Leveraging Business Assets for SEO

Chances are your company/organization has a lot of valuable commodities beyond the website that can be put to good use to improve the quality and quantity of traffic you receive through search engine optimization efforts. We discuss some of these things in the subsections that follow.

Other Domains You Own/Control

If you have multiple domains, the major items to think about are:

  • Can you 301-redirect some of those domains back to your main domain or to a subfolder on the site for additional benefit?

  • Do you own exact keyword match domain names that would make for effective microsites?

  • If you’re maintaining those domains as separate sites, are you linking between them intelligently?

If any of those avenues produce valuable strategies, pursue them—remember that it is often far easier to optimize what you’re already doing than to develop entirely new strategies, content, and processes. Particularly on the link-building side, this is some of the lowest-hanging fruit around.

Partnerships On and Off the Web

Partnerships can be leveraged in similar ways, particularly on the link-building front. If you have business partners that you supply or otherwise work with—or from whom you receive service—chances are good that you can implement link strategies between their sites and yours. Although reciprocal linking carries a bit of a bad reputation, there is nothing wrong with building a “partners,” “clients,” “suppliers,” or “recommended” list on your site, or with requesting that your organizational brethren do likewise for you.
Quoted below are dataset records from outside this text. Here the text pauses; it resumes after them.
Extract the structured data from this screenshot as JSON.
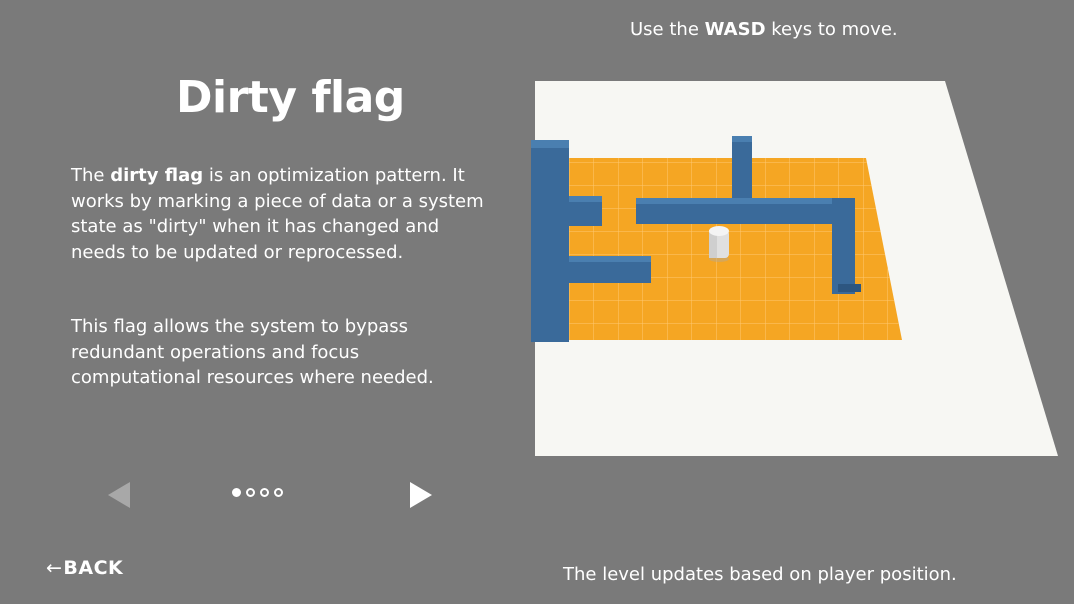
{
  "slide": {
    "title": "Dirty flag",
    "para1_prefix": "The ",
    "para1_bold": "dirty flag",
    "para1_rest": " is an optimization pattern. It works by marking a piece of data or a system state as \"dirty\" when it has changed and needs to be updated or reprocessed.",
    "para2": "This flag allows the system to bypass redundant operations and focus computational resources where needed."
  },
  "pagination": {
    "total": 4,
    "current": 1,
    "prev_icon": "triangle-left-icon",
    "next_icon": "triangle-right-icon"
  },
  "nav": {
    "back_arrow": "←",
    "back_label": "BACK"
  },
  "hints": {
    "top_prefix": "Use the ",
    "top_bold": "WASD",
    "top_suffix": " keys to move.",
    "bottom": "The level updates based on player position."
  },
  "colors": {
    "background": "#7a7a7a",
    "floor": "#ffffff",
    "grid": "#f5a623",
    "walls": "#3a6a9a",
    "player": "#e8e8e8"
  }
}
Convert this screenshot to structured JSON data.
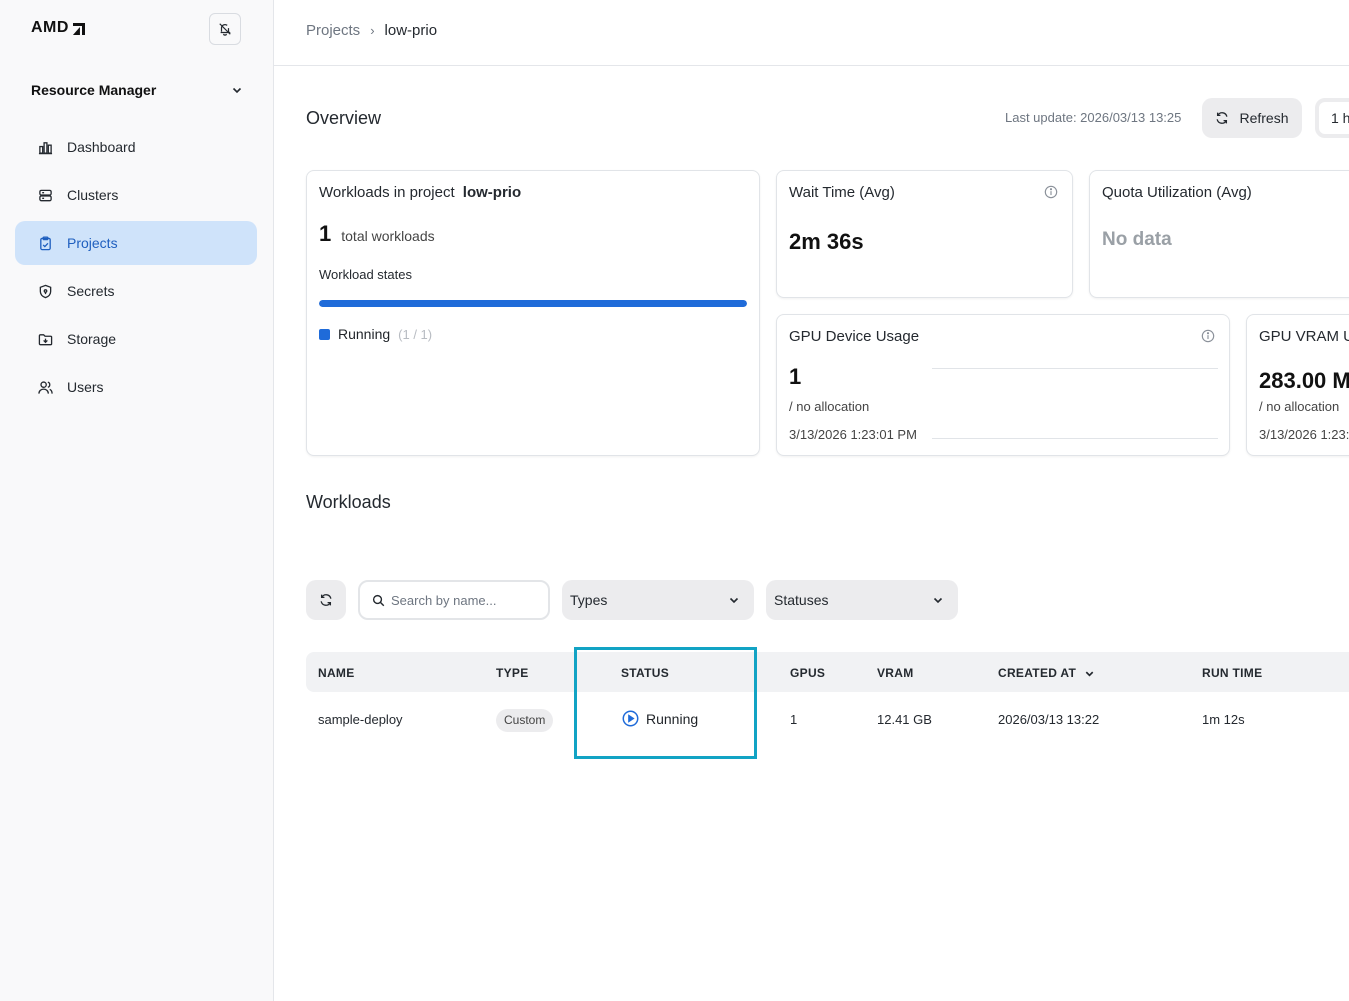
{
  "brand": {
    "logo_text": "AMD"
  },
  "sidebar": {
    "section_title": "Resource Manager",
    "items": [
      {
        "label": "Dashboard",
        "icon": "bar-chart-icon",
        "active": false
      },
      {
        "label": "Clusters",
        "icon": "server-icon",
        "active": false
      },
      {
        "label": "Projects",
        "icon": "clipboard-icon",
        "active": true
      },
      {
        "label": "Secrets",
        "icon": "shield-icon",
        "active": false
      },
      {
        "label": "Storage",
        "icon": "folder-icon",
        "active": false
      },
      {
        "label": "Users",
        "icon": "users-icon",
        "active": false
      }
    ]
  },
  "breadcrumb": {
    "parent": "Projects",
    "current": "low-prio"
  },
  "overview": {
    "title": "Overview",
    "last_update": "Last update: 2026/03/13 13:25",
    "refresh_label": "Refresh",
    "range_label": "1 h"
  },
  "workloads_card": {
    "title_prefix": "Workloads in project",
    "project_name": "low-prio",
    "total": "1",
    "total_label": "total workloads",
    "states_label": "Workload states",
    "running_fraction": 1.0,
    "legend_label": "Running",
    "legend_count": "(1 / 1)"
  },
  "wait_time": {
    "title": "Wait Time (Avg)",
    "value": "2m 36s"
  },
  "quota": {
    "title": "Quota Utilization (Avg)",
    "value": "No data"
  },
  "gpu_usage": {
    "title": "GPU Device Usage",
    "value": "1",
    "sub": "/ no allocation",
    "timestamp": "3/13/2026 1:23:01 PM"
  },
  "gpu_vram": {
    "title": "GPU VRAM U",
    "value": "283.00 M",
    "sub": "/ no allocation",
    "timestamp": "3/13/2026 1:23:0"
  },
  "workloads": {
    "title": "Workloads",
    "search_placeholder": "Search by name...",
    "types_label": "Types",
    "statuses_label": "Statuses",
    "columns": {
      "name": "NAME",
      "type": "TYPE",
      "status": "STATUS",
      "gpus": "GPUS",
      "vram": "VRAM",
      "created_at": "CREATED AT",
      "run_time": "RUN TIME"
    },
    "rows": [
      {
        "name": "sample-deploy",
        "type": "Custom",
        "status": "Running",
        "gpus": "1",
        "vram": "12.41 GB",
        "created_at": "2026/03/13 13:22",
        "run_time": "1m 12s"
      }
    ]
  },
  "colors": {
    "accent": "#1f6bd9",
    "active_nav_bg": "#cfe3fa",
    "highlight_border": "#12a3c4"
  }
}
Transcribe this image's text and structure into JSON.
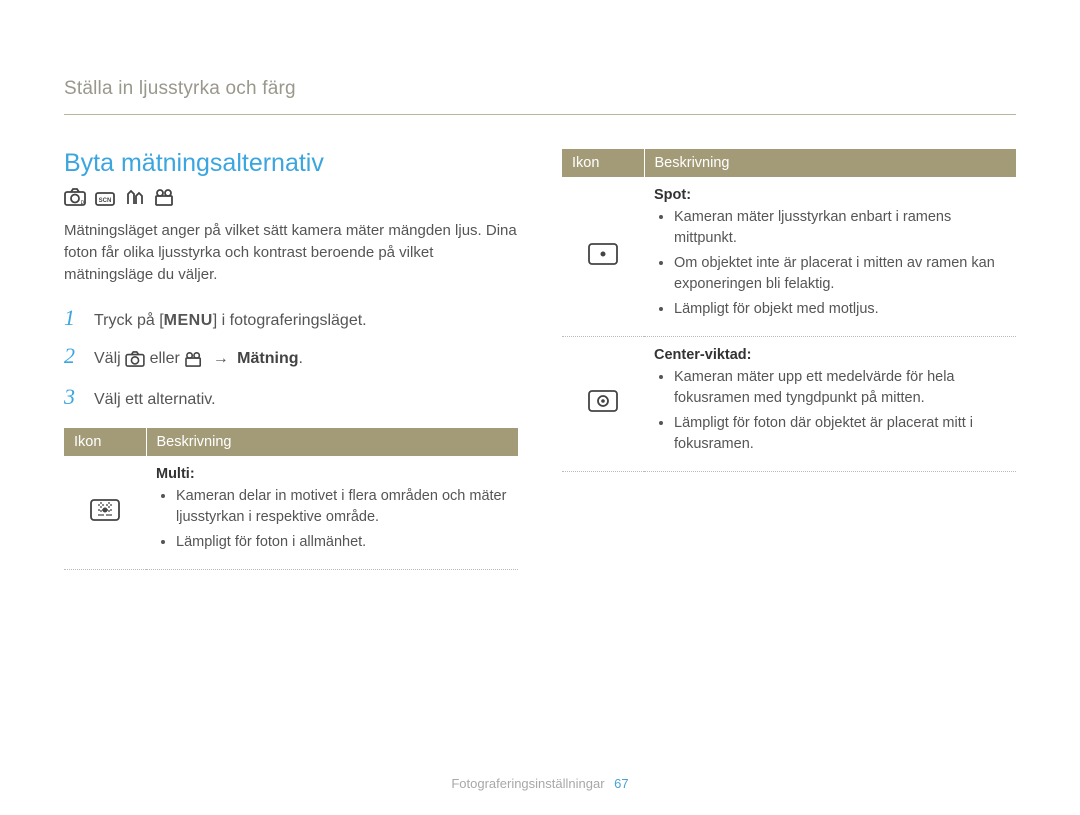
{
  "breadcrumb": "Ställa in ljusstyrka och färg",
  "title": "Byta mätningsalternativ",
  "intro": "Mätningsläget anger på vilket sätt kamera mäter mängden ljus. Dina foton får olika ljusstyrka och kontrast beroende på vilket mätningsläge du väljer.",
  "steps": {
    "s1_prefix": "Tryck på [",
    "s1_menu": "MENU",
    "s1_suffix": "] i fotograferingsläget.",
    "s2_prefix": "Välj ",
    "s2_mid": " eller ",
    "s2_arrow": "→",
    "s2_label": "Mätning",
    "s2_suffix": ".",
    "s3": "Välj ett alternativ."
  },
  "table": {
    "headers": {
      "icon": "Ikon",
      "desc": "Beskrivning"
    },
    "rows": {
      "multi": {
        "title": "Multi:",
        "points": [
          "Kameran delar in motivet i flera områden och mäter ljusstyrkan i respektive område.",
          "Lämpligt för foton i allmänhet."
        ]
      },
      "spot": {
        "title": "Spot:",
        "points": [
          "Kameran mäter ljusstyrkan enbart i ramens mittpunkt.",
          "Om objektet inte är placerat i mitten av ramen kan exponeringen bli felaktig.",
          "Lämpligt för objekt med motljus."
        ]
      },
      "center": {
        "title": "Center-viktad:",
        "points": [
          "Kameran mäter upp ett medelvärde för hela fokusramen med tyngdpunkt på mitten.",
          "Lämpligt för foton där objektet är placerat mitt i fokusramen."
        ]
      }
    }
  },
  "footer": {
    "section": "Fotograferingsinställningar",
    "page": "67"
  }
}
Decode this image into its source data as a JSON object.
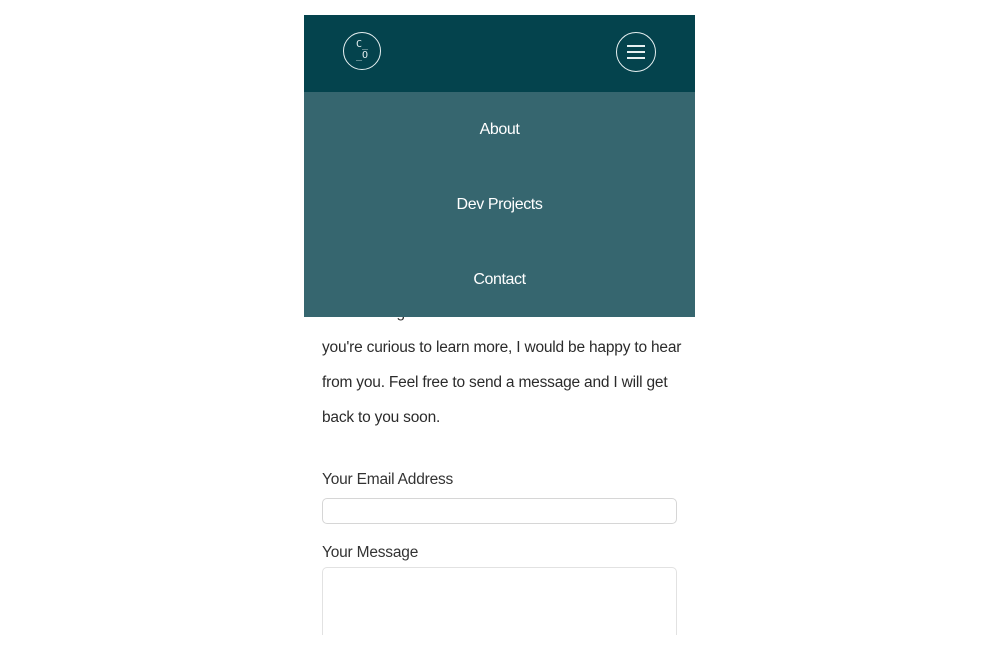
{
  "header": {
    "logo_line1": "C_",
    "logo_line2": "_O"
  },
  "nav": {
    "items": [
      {
        "label": "About"
      },
      {
        "label": "Dev Projects"
      },
      {
        "label": "Contact"
      }
    ]
  },
  "contact": {
    "intro_lines": [
      "and learning about other cultures around. If",
      "you're curious to learn more, I would be happy to hear",
      "from you. Feel free to send a message and I will get",
      "back to you soon."
    ],
    "email_label": "Your Email Address",
    "email_value": "",
    "message_label": "Your Message",
    "message_value": ""
  },
  "colors": {
    "header_bg": "#04434d",
    "nav_bg": "#36666f"
  }
}
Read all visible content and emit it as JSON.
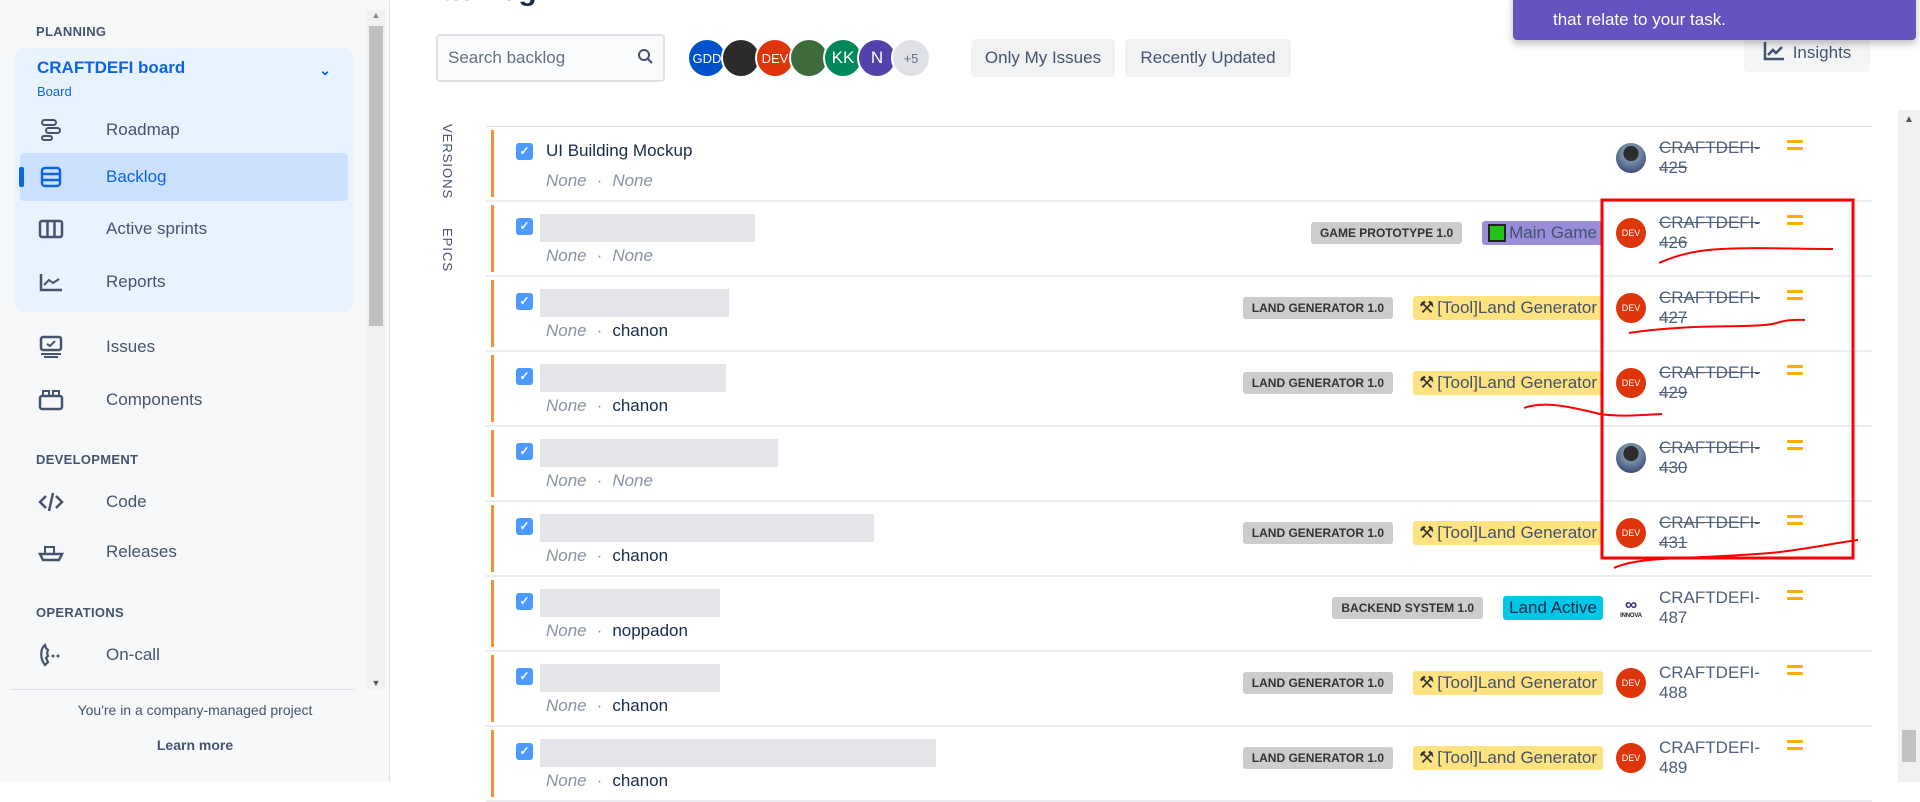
{
  "sidebar": {
    "planning_label": "PLANNING",
    "board_title": "CRAFTDEFI board",
    "board_subtitle": "Board",
    "planning_items": [
      {
        "label": "Roadmap",
        "icon": "roadmap-icon"
      },
      {
        "label": "Backlog",
        "icon": "backlog-icon",
        "active": true
      },
      {
        "label": "Active sprints",
        "icon": "active-sprints-icon"
      },
      {
        "label": "Reports",
        "icon": "reports-icon"
      }
    ],
    "other_items": [
      {
        "label": "Issues",
        "icon": "issues-icon"
      },
      {
        "label": "Components",
        "icon": "components-icon"
      }
    ],
    "development_label": "DEVELOPMENT",
    "development_items": [
      {
        "label": "Code",
        "icon": "code-icon"
      },
      {
        "label": "Releases",
        "icon": "releases-icon"
      }
    ],
    "operations_label": "OPERATIONS",
    "operations_items": [
      {
        "label": "On-call",
        "icon": "on-call-icon"
      }
    ],
    "footer_text": "You're in a company-managed project",
    "learn_more": "Learn more"
  },
  "header": {
    "title": "Backlog",
    "search_placeholder": "Search backlog",
    "avatars": [
      {
        "label": "GDD",
        "color": "#0052cc"
      },
      {
        "label": "",
        "color": "#2b2b2b"
      },
      {
        "label": "DEV",
        "color": "#de350b"
      },
      {
        "label": "",
        "color": "#3d6b3a"
      },
      {
        "label": "KK",
        "color": "#00875a"
      },
      {
        "label": "N",
        "color": "#5243aa"
      },
      {
        "label": "+5",
        "color": "#dfe1e6"
      }
    ],
    "only_my_issues": "Only My Issues",
    "recently_updated": "Recently Updated",
    "insights": "Insights",
    "toast_text": "that relate to your task."
  },
  "side_tabs": {
    "versions": "VERSIONS",
    "epics": "EPICS"
  },
  "issues": [
    {
      "summary": "UI Building Mockup",
      "meta1": "None",
      "meta2": "None",
      "version": "",
      "epic": "",
      "assignee": "photo",
      "key": "CRAFTDEFI-425",
      "done": true
    },
    {
      "summary": "",
      "meta1": "None",
      "meta2": "None",
      "version": "GAME PROTOTYPE 1.0",
      "epic": "Main Game",
      "epic_color": "#998dd9",
      "epic_icon": "green-square",
      "assignee": "DEV",
      "key": "CRAFTDEFI-426",
      "done": true
    },
    {
      "summary": "",
      "meta1": "None",
      "meta2": "chanon",
      "version": "LAND GENERATOR 1.0",
      "epic": "[Tool]Land Generator",
      "epic_color": "#ffe380",
      "epic_icon": "tools-icon",
      "assignee": "DEV",
      "key": "CRAFTDEFI-427",
      "done": true
    },
    {
      "summary": "",
      "meta1": "None",
      "meta2": "chanon",
      "version": "LAND GENERATOR 1.0",
      "epic": "[Tool]Land Generator",
      "epic_color": "#ffe380",
      "epic_icon": "tools-icon",
      "assignee": "DEV",
      "key": "CRAFTDEFI-429",
      "done": true
    },
    {
      "summary": "",
      "meta1": "None",
      "meta2": "None",
      "version": "",
      "epic": "",
      "assignee": "photo",
      "key": "CRAFTDEFI-430",
      "done": true
    },
    {
      "summary": "",
      "meta1": "None",
      "meta2": "chanon",
      "version": "LAND GENERATOR 1.0",
      "epic": "[Tool]Land Generator",
      "epic_color": "#ffe380",
      "epic_icon": "tools-icon",
      "assignee": "DEV",
      "key": "CRAFTDEFI-431",
      "done": true
    },
    {
      "summary": "",
      "meta1": "None",
      "meta2": "noppadon",
      "version": "BACKEND SYSTEM 1.0",
      "epic": "Land Active",
      "epic_color": "#00c7e6",
      "epic_icon": "",
      "assignee": "INNOVA",
      "key": "CRAFTDEFI-487",
      "done": false
    },
    {
      "summary": "",
      "meta1": "None",
      "meta2": "chanon",
      "version": "LAND GENERATOR 1.0",
      "epic": "[Tool]Land Generator",
      "epic_color": "#ffe380",
      "epic_icon": "tools-icon",
      "assignee": "DEV",
      "key": "CRAFTDEFI-488",
      "done": false
    },
    {
      "summary": "",
      "meta1": "None",
      "meta2": "chanon",
      "version": "LAND GENERATOR 1.0",
      "epic": "[Tool]Land Generator",
      "epic_color": "#ffe380",
      "epic_icon": "tools-icon",
      "assignee": "DEV",
      "key": "CRAFTDEFI-489",
      "done": false
    }
  ],
  "colors": {
    "accent": "#0c66e4",
    "annotation": "#ff0000",
    "dev_avatar": "#de350b",
    "priority": "#ffab00"
  }
}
Just do this in moderation and make sure you link only to highly relevant, trusted sites.

Content or Data You’ve Never Put Online

Chances are that you have content that you have never published on your website. This content can be immensely valuable to your SEO efforts. However, many companies are not savvy to the nuances of publishing that content in a manner that is friendly to search engines. Those hundreds of lengthy articles you published when you were shipping a print publication via the mail are a great fit for your website archives. You should take all of your email newsletters and make them accessible on your site. If you have unique data sets or written material, you should apply it to relevant pages on your site (or consider building out if nothing yet exists). If you do this, though, make sure you are doing it in a manner that adds to the user experience. You don’t ever want to throw up content simply to pull in traffic. You can read more about some of the considerations in this area in Chapter 8.

Customers Who Have Had a Positive Experience

Customers are a terrific resource for earning links, but did you also know they can write? Customers and website visitors can contribute all kinds of content. Seriously, if you have user-generated content (UGC) options available to you and you see value in the content your users produce, by all means reach out to customers, visitors, and email list subscribers for both links and content opportunities.

Your Fans

This principle applies equally to generic enthusiasts of your work. For many businesses that operate offline or work in entertainment, hard goods, or any consumer services, chances are good that if your business is worth its salt, there are people out there who’ve used your products or services and would love to share their experiences. Do you make video games? Reach out to your raving fans. Written a book? Mobilize your literary customers on the Web. Organize events? Like customers, fans are terrific resources for link acquisition, content creation, positive testimonials, and social media marketing (to help spread the word).